Member of the New York General Assembly
- In office 1757–1775

Personal details
- Born: January 22, 1708 Albany, Province of New York
- Died: November 16, 1776 (aged 68)
- Spouse: Anna Wendell ​(m. 1737)​
- Parent(s): Hendrick Ten Eyck Margarita Bleecker Ten Eyck
- Relatives: Jan Jansen Bleecker (grandfather) Jacob Coenraedt Ten Eyck (cousin)

= Jacob H. Ten Eyck =

American merchant and politician

Jacob H. Ten Eyck (January 22, 1708 – November 16, 1776) was an Albany merchant and alderman who served as a member of the New York General Assembly.

==Early life==
Ten Eyck was born in Albany in the Province of New York on January 22, 1708. He was a son of Hendrick Ten Eyck (1680–1772) and Margarita ( Bleecker) Ten Eyck (1680–1773). Among his extended family was brother John H. Ten Eyck, an Indian trader who married Sara Ten Broeck.

His paternal grandparents were Jacob Coenraedtsen Ten Eyck and Geertruy Coeymans. His uncle was silversmith Coenradt Ten Eyck, the father of Jacob Coenraedt Ten Eyck, the Mayor of Albany from 1748 to 1750. His maternal grandparents were Grietje "Margaret" Rutse van Schoenderwoert and Jan Jansen Bleecker (also the Mayor of Albany from 1700 to 1701).

==Career==
Ten Eyck was an Albany merchant who served as assistant alderman in the second ward from 1739 to 1743 and as an alderman from 1746 to 1748. In 1764, he joined other Albany merchants in petitioning the provincial government regarding the Indian trade. By the mid-1760s, his second ward property ranked among the most valuable on city assessment rolls. He also owned several lots in other parts of the city.

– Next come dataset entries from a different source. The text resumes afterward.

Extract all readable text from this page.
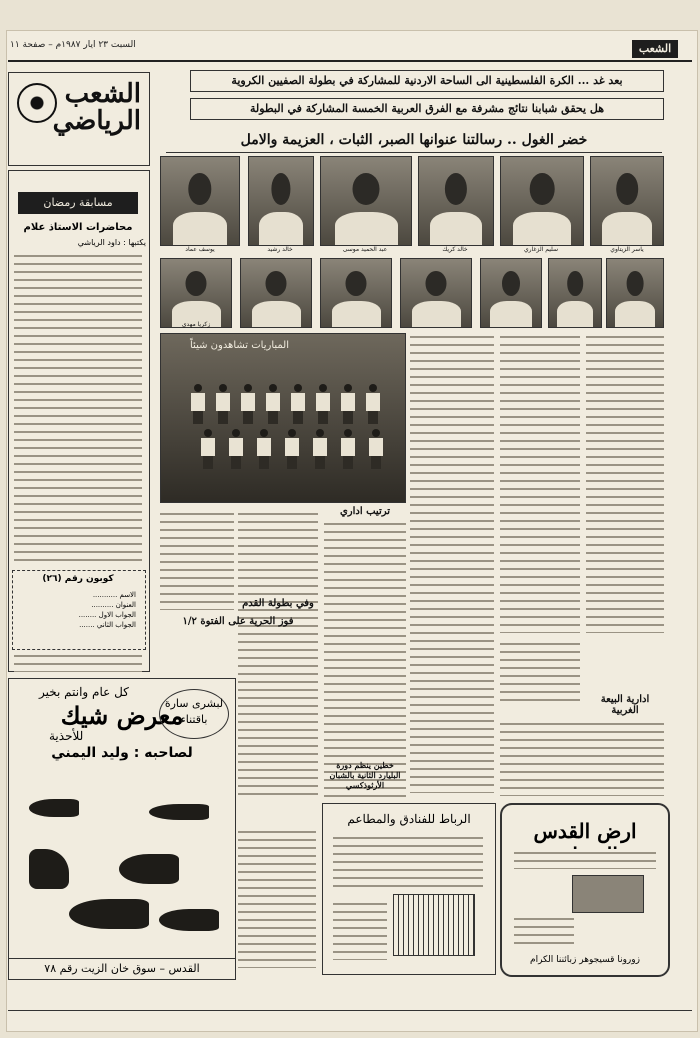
السبت ٢٣ ايار ١٩٨٧م – صفحة ١١	الشعب
الشعب
الرياضي
مسابقة رمضان
محاضرات الاستاذ علام
يكتبها : داود الرياشي
كوبون رقم (٢٦)
الاسم ...........
العنوان ..........
الجواب الاول ........
الجواب الثاني .......
بعد غد ... الكرة الفلسطينية الى الساحة الاردنية للمشاركة في بطولة الصفيين الكروية
هل يحقق شبابنا نتائج مشرفة مع الفرق العربية الخمسة المشاركة في البطولة
خضر الغول .. رسالتنا عنوانها الصبر، الثبات ، العزيمة والامل
يوسف عماد	خالد رشيد	عبد الحميد موسى	خالد كريك	سليم الزغاري	ياسر الزيتاوي
زكريا مهدي
المباريات تشاهدون شيئاً
ترتيب اداري
فوز الحرية على الفتوة ١/٢
وفي بطولة القدم
خطين ينظم دورة البليارد الثانية بالشبان الأرثوذكسي
ادارية البيعة الغربية
كل عام وانتم بخير
معرض شيك
للأحذية
لصاحبه : وليد اليمني
لبشرى سارة باقتناء
القدس – سوق خان الزيت رقم ٧٨
الرباط للفنادق والمطاعم	ارض القدس
زورونا قسيجوهر زبائننا الكرام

From 1759 to 1775, he represented Albany in the New York General Assembly.

==Personal life==
On November 30, 1737, Ten Eyck was married to Annetje "Anna" Wendell (1709–1779) at the Albany Dutch Church. Anna was a daughter of Albany furrier Harmanus Wendell and Anna ( Glen) Wendell. Anna's sister, Elizabeth Wendell, married Jacob Bleecker (also a descendant of Jan Jansen Bleecker) and was the mother of Harmanus Bleecker, a U.S. Representative and the U.S. Minister to the Netherlands. By 1750, six children were baptized at the Albany church, including:

- Margarita Ten Eyck (b. 1738)
- Anna Ten Eyck (b. 1740), who died young.
- Anna Ten Eyck (b. 1742)
- Hendrick Ten Eyck Jr. (1744–1795), the sheriff of Albany who married Margarita Douw, a daughter of sloop captain Abraham Douw, in May 1767.
- Harmanus Ten Eyck (b. 1747), who died young.
- Harmanus Ten Eyck (1750–1828), who married Margaret Bleecker, daughter of Hendrick Bleecker and Catalyntie Cuyler.

Ten Eyck died on November 16, 1776. His widow died in 1779.